Middle-earners don’t have a government safety net and can’t rely on a health care business model that thrives without passing on astronomical costs to consumers. Health insurance is required yet the entire system has so many cracks, it seems fragile enough to shatter at any moment.

Meanwhile, many of us, including federal, county and Fort Lewis College employees, with more than 1,000 Anthem members in its health plan, are paying premiums without access to local, in-network doctors.

Besides locals, criteria for those moving to mountain towns tend to include a hospital. Remote workers, pandemic re-settlers, retired baby boomers and medical professionals, too, count on reasonable health care.

A given would be a reputable hospital that accepts common insurance.

The state Attorney General’s office can’t influence either. The impasse doesn’t meet criteria for an antitrust issue, as it’s not restricting competition.

Also reported on Wednesday, the Colorado Division of Insurance is monitoring the situation, according to spokesman Vince Plymell. He encouraged patients to proceed with caution and ensure that care is covered at a reasonable rate before pursuing nonemergency treatment.

Yes, we figured this to be the case.

The thing is, it’s not uncommon to wait many weeks or months for appointments to receive the nonemergency care we need. Now we have to find doctors out of town and start the process all over again?

As a country, what will it take to get it right on affordable health care?
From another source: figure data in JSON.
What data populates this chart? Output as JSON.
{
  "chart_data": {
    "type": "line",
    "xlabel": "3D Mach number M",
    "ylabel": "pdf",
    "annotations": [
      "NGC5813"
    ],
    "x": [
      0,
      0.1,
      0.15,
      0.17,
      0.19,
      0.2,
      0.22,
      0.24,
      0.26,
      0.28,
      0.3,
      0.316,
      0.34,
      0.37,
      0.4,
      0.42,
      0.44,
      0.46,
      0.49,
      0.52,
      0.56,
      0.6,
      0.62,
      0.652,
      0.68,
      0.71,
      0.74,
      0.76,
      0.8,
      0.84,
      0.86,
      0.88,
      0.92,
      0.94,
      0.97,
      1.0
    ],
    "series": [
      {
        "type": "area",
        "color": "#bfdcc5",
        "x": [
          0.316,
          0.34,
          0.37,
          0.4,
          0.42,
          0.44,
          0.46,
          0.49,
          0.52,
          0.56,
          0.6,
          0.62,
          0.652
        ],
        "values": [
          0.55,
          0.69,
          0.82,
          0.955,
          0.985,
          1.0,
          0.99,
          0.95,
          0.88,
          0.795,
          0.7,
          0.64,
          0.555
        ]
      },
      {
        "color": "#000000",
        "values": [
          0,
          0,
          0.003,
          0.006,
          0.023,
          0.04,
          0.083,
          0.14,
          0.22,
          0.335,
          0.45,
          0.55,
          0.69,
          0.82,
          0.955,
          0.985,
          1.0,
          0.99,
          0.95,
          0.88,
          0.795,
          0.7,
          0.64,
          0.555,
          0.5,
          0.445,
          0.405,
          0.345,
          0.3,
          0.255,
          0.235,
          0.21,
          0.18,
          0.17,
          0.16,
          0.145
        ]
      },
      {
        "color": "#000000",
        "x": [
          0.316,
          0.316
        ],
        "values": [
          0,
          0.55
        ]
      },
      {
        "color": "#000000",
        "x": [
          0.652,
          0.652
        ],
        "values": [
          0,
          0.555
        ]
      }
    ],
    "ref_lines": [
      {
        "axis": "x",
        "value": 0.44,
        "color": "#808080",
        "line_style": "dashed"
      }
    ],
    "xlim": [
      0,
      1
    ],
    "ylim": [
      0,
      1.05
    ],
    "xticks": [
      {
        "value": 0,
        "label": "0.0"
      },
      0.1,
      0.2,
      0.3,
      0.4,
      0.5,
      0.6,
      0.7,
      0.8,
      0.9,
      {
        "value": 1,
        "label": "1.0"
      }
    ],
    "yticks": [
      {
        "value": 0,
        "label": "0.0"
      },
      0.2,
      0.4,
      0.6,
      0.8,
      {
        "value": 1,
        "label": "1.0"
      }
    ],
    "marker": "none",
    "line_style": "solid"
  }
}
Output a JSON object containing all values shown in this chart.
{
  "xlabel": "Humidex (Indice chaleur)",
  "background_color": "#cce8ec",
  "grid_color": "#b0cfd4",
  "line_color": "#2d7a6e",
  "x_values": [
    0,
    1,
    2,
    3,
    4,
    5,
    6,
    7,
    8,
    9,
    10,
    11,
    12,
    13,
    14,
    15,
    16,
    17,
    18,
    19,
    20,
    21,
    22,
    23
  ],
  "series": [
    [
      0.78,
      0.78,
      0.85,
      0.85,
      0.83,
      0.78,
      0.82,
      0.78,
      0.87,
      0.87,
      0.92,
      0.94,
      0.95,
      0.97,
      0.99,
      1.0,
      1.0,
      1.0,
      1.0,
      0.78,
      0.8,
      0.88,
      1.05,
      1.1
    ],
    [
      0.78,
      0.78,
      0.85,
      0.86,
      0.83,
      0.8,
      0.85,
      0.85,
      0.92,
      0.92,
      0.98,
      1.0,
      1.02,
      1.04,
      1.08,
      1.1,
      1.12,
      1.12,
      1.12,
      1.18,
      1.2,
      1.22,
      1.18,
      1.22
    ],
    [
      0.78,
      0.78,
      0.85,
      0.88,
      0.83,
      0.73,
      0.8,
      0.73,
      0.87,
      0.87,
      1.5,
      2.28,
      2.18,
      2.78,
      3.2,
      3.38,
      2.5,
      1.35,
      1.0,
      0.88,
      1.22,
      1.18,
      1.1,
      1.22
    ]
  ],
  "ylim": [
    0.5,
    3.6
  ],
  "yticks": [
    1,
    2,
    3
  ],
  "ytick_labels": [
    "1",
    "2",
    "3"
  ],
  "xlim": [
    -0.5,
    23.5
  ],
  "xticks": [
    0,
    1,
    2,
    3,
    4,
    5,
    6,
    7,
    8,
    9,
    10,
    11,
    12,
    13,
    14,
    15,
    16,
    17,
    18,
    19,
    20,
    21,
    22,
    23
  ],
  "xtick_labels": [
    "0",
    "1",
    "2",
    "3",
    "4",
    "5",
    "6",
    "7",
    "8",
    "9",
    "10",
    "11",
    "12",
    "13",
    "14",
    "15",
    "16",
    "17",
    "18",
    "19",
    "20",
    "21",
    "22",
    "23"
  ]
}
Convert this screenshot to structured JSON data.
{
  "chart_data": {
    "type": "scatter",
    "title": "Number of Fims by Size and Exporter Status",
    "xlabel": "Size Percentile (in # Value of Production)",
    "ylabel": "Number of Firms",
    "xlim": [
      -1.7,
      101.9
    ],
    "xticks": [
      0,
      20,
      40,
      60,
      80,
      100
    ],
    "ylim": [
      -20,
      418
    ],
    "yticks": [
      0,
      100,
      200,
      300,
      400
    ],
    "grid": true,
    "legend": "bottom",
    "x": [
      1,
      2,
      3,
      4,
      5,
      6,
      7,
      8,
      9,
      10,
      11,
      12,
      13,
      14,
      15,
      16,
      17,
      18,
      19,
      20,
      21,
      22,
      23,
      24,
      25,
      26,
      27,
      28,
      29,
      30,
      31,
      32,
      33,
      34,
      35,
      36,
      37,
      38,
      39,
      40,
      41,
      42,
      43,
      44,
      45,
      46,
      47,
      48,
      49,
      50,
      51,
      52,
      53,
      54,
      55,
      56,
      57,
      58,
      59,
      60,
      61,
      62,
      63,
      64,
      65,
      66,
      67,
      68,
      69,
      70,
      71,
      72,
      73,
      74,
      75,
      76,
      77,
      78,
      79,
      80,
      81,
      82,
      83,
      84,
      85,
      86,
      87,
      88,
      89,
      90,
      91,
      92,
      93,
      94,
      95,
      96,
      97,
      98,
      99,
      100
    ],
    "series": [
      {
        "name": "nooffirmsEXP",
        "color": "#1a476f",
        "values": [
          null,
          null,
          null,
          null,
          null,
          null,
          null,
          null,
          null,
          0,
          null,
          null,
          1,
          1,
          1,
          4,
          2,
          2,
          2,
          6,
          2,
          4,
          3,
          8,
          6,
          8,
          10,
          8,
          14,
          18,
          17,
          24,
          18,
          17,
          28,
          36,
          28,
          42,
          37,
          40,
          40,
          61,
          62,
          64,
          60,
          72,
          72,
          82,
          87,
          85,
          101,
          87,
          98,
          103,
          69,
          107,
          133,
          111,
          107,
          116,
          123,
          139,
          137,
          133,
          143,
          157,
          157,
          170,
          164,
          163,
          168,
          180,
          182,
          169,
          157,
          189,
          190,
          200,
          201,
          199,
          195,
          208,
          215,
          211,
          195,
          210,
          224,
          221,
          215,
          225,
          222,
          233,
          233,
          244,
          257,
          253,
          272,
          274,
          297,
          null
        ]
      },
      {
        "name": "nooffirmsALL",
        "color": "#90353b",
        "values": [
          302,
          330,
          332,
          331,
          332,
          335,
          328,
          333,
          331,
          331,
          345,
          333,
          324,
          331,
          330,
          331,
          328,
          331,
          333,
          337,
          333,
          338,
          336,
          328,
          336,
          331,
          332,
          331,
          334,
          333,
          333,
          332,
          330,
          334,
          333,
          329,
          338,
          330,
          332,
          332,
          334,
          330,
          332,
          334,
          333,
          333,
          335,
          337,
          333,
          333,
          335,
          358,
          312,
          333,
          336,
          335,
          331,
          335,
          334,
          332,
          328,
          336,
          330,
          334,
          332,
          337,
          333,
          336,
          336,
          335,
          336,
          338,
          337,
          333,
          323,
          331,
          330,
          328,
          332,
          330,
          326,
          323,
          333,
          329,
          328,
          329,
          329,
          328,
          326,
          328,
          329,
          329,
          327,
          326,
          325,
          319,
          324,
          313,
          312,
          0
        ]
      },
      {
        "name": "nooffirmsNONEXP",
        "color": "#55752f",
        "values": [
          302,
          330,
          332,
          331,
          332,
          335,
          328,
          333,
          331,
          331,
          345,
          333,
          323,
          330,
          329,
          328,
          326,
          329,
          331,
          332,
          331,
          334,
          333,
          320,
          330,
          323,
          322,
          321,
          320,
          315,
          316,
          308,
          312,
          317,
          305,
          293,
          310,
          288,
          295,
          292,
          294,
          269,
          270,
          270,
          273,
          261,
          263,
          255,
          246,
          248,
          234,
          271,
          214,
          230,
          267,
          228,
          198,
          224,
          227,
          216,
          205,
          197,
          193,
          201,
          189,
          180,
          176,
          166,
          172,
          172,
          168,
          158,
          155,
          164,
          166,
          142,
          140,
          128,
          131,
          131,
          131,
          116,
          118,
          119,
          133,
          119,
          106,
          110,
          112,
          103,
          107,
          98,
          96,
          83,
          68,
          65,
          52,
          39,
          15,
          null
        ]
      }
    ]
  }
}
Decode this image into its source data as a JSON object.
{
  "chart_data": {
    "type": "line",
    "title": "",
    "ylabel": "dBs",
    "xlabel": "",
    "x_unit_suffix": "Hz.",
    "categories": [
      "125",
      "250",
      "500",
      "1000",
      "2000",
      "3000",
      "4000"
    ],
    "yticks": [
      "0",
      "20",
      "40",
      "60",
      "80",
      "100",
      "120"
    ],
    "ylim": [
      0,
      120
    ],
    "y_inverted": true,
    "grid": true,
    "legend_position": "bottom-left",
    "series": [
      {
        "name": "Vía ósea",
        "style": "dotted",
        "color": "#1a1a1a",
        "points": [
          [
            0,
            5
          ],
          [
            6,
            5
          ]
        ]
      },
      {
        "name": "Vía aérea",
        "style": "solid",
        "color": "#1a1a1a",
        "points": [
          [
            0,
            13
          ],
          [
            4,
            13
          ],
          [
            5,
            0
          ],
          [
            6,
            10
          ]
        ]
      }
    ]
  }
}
Each White House administration in recent memory has made steps forward – then backward. We’ll see to what degree this impacts elections.

But here we are now, waiting on the second-largest health insurance company and third-largest hospital system to come to a good-faith agreement.

Before this happens, though, try to prevent getting sick or injured.

Anthem spokeswoman Emily Snooks told the Herald that the organization informed members with “serious medical conditions” that in-network care would be covered at CommonSpirit facilities automatically through July 30.

We’re reading this to mean Ollie, the boy who visits Mercy often, will receive necessary treatments without undue hassle. At least, for now.